Uso máscara de galinha mas consertei o Centro Comunitário; o dono do bar, Gus, também frequenta o local.

O jogo reabre uma ferida urbana: a incompetência mortífera diante da chamada vida simples. Saber plantar na hora certa, esperar o tempo da colheita, perder toda a plantação quando vem uma nova estação do ano. Entender o ciclo da natureza demora e demanda ajuda do Stardew Valley Wiki, e quando revirar o lixo é a única possibilidade de não morrer com a barrinha de sangue lá embaixo, a sociedade desce o sarrafo. Quem é pego mexendo no lixo dos outros (onde às vezes sobra um pãozinho ou uma lata de Joja Cola, a bebida da megacorporação maligna que é uma delícia) toma uma reprimenda e perde moral com a comunidade.

Essa é a parte em que a aventura fica mais complicada.
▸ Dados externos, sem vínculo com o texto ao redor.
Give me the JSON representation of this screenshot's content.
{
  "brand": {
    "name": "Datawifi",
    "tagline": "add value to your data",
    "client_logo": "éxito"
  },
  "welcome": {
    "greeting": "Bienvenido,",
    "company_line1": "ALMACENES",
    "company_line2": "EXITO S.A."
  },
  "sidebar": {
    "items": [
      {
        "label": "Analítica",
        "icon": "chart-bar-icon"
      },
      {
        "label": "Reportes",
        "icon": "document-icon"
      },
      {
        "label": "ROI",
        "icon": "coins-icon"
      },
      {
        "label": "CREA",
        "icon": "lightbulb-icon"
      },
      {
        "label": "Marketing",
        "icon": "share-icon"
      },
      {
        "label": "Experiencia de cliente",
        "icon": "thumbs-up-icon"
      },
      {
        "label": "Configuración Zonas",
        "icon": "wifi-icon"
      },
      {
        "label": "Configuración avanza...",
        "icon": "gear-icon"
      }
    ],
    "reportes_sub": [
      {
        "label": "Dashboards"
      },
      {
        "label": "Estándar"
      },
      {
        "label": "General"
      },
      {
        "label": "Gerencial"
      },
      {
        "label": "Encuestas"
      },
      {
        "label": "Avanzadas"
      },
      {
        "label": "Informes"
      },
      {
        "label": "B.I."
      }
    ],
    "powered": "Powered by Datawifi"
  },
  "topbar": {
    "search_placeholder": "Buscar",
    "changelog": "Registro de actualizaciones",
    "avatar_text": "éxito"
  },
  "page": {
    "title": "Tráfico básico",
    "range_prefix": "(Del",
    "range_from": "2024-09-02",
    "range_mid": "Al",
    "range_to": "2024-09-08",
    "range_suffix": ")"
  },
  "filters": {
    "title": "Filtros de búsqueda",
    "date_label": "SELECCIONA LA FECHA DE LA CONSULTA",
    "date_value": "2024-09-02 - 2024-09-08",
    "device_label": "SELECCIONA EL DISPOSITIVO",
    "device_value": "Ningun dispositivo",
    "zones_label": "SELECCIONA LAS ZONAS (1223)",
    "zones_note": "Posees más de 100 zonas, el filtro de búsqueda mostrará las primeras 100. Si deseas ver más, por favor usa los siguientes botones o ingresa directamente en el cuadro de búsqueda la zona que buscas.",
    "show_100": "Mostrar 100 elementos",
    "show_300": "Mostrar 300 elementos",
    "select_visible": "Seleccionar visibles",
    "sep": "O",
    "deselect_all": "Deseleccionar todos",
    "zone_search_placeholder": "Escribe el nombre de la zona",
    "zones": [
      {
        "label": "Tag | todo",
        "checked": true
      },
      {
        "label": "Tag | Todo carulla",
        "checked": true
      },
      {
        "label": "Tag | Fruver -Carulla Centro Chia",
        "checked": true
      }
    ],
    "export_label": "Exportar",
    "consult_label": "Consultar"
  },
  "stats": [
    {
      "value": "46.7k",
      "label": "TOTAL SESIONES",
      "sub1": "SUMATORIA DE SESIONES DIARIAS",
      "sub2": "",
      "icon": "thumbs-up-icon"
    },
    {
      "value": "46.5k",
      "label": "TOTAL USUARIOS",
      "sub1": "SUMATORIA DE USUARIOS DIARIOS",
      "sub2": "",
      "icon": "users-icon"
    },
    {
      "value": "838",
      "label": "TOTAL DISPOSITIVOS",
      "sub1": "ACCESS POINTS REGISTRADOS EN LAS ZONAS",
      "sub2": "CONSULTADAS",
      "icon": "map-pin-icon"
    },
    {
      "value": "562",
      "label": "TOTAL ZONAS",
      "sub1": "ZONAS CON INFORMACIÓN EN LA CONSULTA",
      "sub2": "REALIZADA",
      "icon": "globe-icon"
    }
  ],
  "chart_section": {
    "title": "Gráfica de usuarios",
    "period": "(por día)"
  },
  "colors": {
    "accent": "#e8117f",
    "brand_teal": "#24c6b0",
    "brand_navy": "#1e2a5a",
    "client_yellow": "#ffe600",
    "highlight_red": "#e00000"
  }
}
Não basta ser bom, é preciso ter também uma boa imagem aos olhos dos locais, caso contrário a vida demora mais a andar. Na inocência de quem havia começado a jogar fazia pouco tempo, passei alguns dias presenteando os vizinhos com os melhores peixes que eu conseguia pescar. Os melhores!!! Conseguidos com iscas de primeira qualidade!!! E era cada olhar de nojo, "que coisa fedorenta!", as pessoas ficavam gravemente ofendidas. Outros presentes que não faziam sucesso eram alguns tipos de plantas — o azevinho, só faltou jogarem de volta na minha cara. Aos poucos, foi dando pra entender que o pessoal curtia mesmo era um manufaturado de boa qualidade, um prato mais elaborado, um diamante lapidado… Tudo filha da puta mesmo.
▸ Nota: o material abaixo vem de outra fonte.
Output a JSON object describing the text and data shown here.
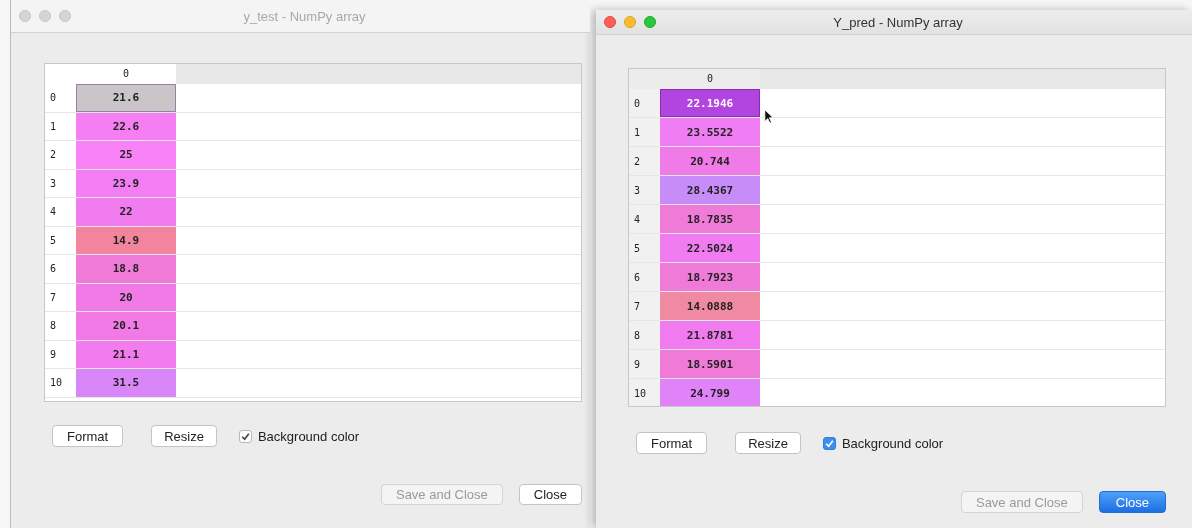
{
  "windows": [
    {
      "title": "y_test - NumPy array",
      "active": false,
      "column_header": "0",
      "rows": [
        {
          "index": "0",
          "value": "21.6",
          "color": "#c9c5c9",
          "selected": true
        },
        {
          "index": "1",
          "value": "22.6",
          "color": "#f47ef2",
          "selected": false
        },
        {
          "index": "2",
          "value": "25",
          "color": "#f982f9",
          "selected": false
        },
        {
          "index": "3",
          "value": "23.9",
          "color": "#f37ef3",
          "selected": false
        },
        {
          "index": "4",
          "value": "22",
          "color": "#f17cef",
          "selected": false
        },
        {
          "index": "5",
          "value": "14.9",
          "color": "#f2849e",
          "selected": false
        },
        {
          "index": "6",
          "value": "18.8",
          "color": "#f07ad8",
          "selected": false
        },
        {
          "index": "7",
          "value": "20",
          "color": "#f27ae6",
          "selected": false
        },
        {
          "index": "8",
          "value": "20.1",
          "color": "#f27ae6",
          "selected": false
        },
        {
          "index": "9",
          "value": "21.1",
          "color": "#f27cee",
          "selected": false
        },
        {
          "index": "10",
          "value": "31.5",
          "color": "#d986f8",
          "selected": false
        }
      ],
      "buttons": [
        "Format",
        "Resize"
      ],
      "checkbox": {
        "label": "Background color",
        "checked": true
      },
      "footer_buttons": [
        {
          "label": "Save and Close",
          "disabled": true,
          "default": false
        },
        {
          "label": "Close",
          "disabled": false,
          "default": false
        }
      ]
    },
    {
      "title": "Y_pred - NumPy array",
      "active": true,
      "column_header": "0",
      "rows": [
        {
          "index": "0",
          "value": "22.1946",
          "color": "#b244e0",
          "selected": true
        },
        {
          "index": "1",
          "value": "23.5522",
          "color": "#f07df4",
          "selected": false
        },
        {
          "index": "2",
          "value": "20.744",
          "color": "#f07ae8",
          "selected": false
        },
        {
          "index": "3",
          "value": "28.4367",
          "color": "#c88cf8",
          "selected": false
        },
        {
          "index": "4",
          "value": "18.7835",
          "color": "#f07ad8",
          "selected": false
        },
        {
          "index": "5",
          "value": "22.5024",
          "color": "#f07cf0",
          "selected": false
        },
        {
          "index": "6",
          "value": "18.7923",
          "color": "#f07ad8",
          "selected": false
        },
        {
          "index": "7",
          "value": "14.0888",
          "color": "#f08aa2",
          "selected": false
        },
        {
          "index": "8",
          "value": "21.8781",
          "color": "#f07aee",
          "selected": false
        },
        {
          "index": "9",
          "value": "18.5901",
          "color": "#f07ad8",
          "selected": false
        },
        {
          "index": "10",
          "value": "24.799",
          "color": "#e082f8",
          "selected": false
        }
      ],
      "buttons": [
        "Format",
        "Resize"
      ],
      "checkbox": {
        "label": "Background color",
        "checked": true
      },
      "footer_buttons": [
        {
          "label": "Save and Close",
          "disabled": true,
          "default": false
        },
        {
          "label": "Close",
          "disabled": false,
          "default": true
        }
      ]
    }
  ]
}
Enquanto eu aumentava a minha casa, melhorava a qualidade dos acabamentos, colocava um piso mais caprichado, conhecia melhor essa comunidade de interesseiros. Equipei minha fazenda, comprei galinhas, patos, ovelhas, vacas leiteiras e até porcos especializados em encontrar trufas. Adquiri um cavalo, silos, toda a maquinaria necessária ao agronegócio, só me faltava um empréstimo do BNDES. Enquanto essa grana não vinha, eu me virava na mineração, à procura de metais preciosos e diamantes. Hábil na agricultura, razoável na mineração e plenamente capaz de comercializar meus produtos, eu era praticamente todo o PIB de Stardew Valley.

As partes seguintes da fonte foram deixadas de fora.